Warble smiled engagingly.

"I do want to be thinner," she conciliated, "how can I?"

And, somehow, that started them all off. They restlessly gave advice,
recommended certain exercises, uncertain drugs and most unattractive
diets.

They told their own experiences, extolled or berated their masseuses,
scribbled addresses of corsetieres for one another, and in their interest
and restless excitement they forgot all about Warble and she wanted to go
home.

But she had her mission to perform, and she waited until they restlessly
changed the subject.

They discussed current plays and seemed to get out of them far more than
the author ever put in. They talked of a picture exhibit at the Gauguin
Galleries, but this was as Choctaw to Warble; not a word could she
understand.

"Are you of the cognoscenti?" asked Faith Loveman of Warble. "I know all
about art but I don't know what I like," she returned, blushing prettily.

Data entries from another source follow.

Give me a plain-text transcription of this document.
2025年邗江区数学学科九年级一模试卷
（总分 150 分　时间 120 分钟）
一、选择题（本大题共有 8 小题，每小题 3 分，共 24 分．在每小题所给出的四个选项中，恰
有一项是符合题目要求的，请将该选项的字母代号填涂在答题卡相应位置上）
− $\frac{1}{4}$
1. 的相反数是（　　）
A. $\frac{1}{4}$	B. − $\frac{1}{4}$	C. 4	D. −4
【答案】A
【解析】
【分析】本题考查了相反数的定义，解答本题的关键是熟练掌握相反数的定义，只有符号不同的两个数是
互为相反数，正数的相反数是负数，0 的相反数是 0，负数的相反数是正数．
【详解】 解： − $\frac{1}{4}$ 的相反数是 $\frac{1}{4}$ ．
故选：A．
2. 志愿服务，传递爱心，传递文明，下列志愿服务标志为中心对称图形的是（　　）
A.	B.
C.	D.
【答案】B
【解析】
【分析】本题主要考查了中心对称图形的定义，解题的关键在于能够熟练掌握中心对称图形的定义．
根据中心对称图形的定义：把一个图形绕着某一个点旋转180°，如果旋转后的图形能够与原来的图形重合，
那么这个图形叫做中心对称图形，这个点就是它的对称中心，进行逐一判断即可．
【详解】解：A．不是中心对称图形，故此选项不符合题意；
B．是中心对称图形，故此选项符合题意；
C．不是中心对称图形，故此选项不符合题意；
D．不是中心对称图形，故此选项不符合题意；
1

"Oh, we'll teach you that. That's what this club is for, to help us to
find ourselves, to give our restlessness an outlet to express the ego in
our cosmos and illumine the dark patches of our souls. We're riding the
pace that kills, living at the tension that snaps, blowing the bubble that
breaks. We need an outlet--a vent--you understand?"

"Yop," said Warble, "your soul pressure is too high."

"But we want it high--we love it high--we're restless--we're keyed up,
taut-strung, and hungry for soul food."

"I s'pose that's the only kind you have at these meetings."

Faith Loveman stared so hard that Warble made a face at her and went home.

* * * * *

She reflected.

"It was my fault. I might have known restless people wouldn't eat. And I
knew I couldn't bite on their restless sex problems. A big one seems to be
how to get thin and how to stay so. They were all ready to drop the high
sign babble for that! But all women are. They took it up again.

"Can I reform them? Or shall I be sucked in, like Italians eat spaghetti,
and my personality absorbed by the Butterflies, till I forswear all I
stand for--all my utilitarian ideals shattered, all my prosaic hopes
dashed, all my common sense wrenched from me, and my poor little brain-pan
filled with the soul-mash of these high-strung sexaphones?"

She ignored Beer's offer to undress her, she ran upstairs to an
unfrequented bathroom, and flinging off her clothes, she got into the tub
and wept in terror, her body a round pink blob in the briny water.

But, thought the poor child, it's the most sensible place to cry.

When Petticoat came home she said:

"Honeybunch, let me in on your professional secrets. Tell me more about
your most interesting cases. It might make me restless."

"Nothing much to tell. Life just one ptomaine after another. Cases all
alike except for the primal cause."

"Well, tell me something. Where've you been just now?"

"Over to Iva's. She had 'em again. Ripe olives. Getting better. Where you
been?"

"To the Restless Sexteen Club."

"Like it?"

"I don't get it. They talk about things that aren't there. But I think I
could make them see--"

"Oh, cut it out, Warble. You'd dust books so hard, you'd dust off the gilt
edges. They're deep-sea thinkers, that bunch--let 'em alone. What'd they
talk about?"

"About a book called 'Painted Shawls' or something, and about Thyco-
Serapy, and about a play called 'The Housebroke Heart.' Take me to see it,
will you, Bill?"

"You wouldn't like it. You'd prefer the movies."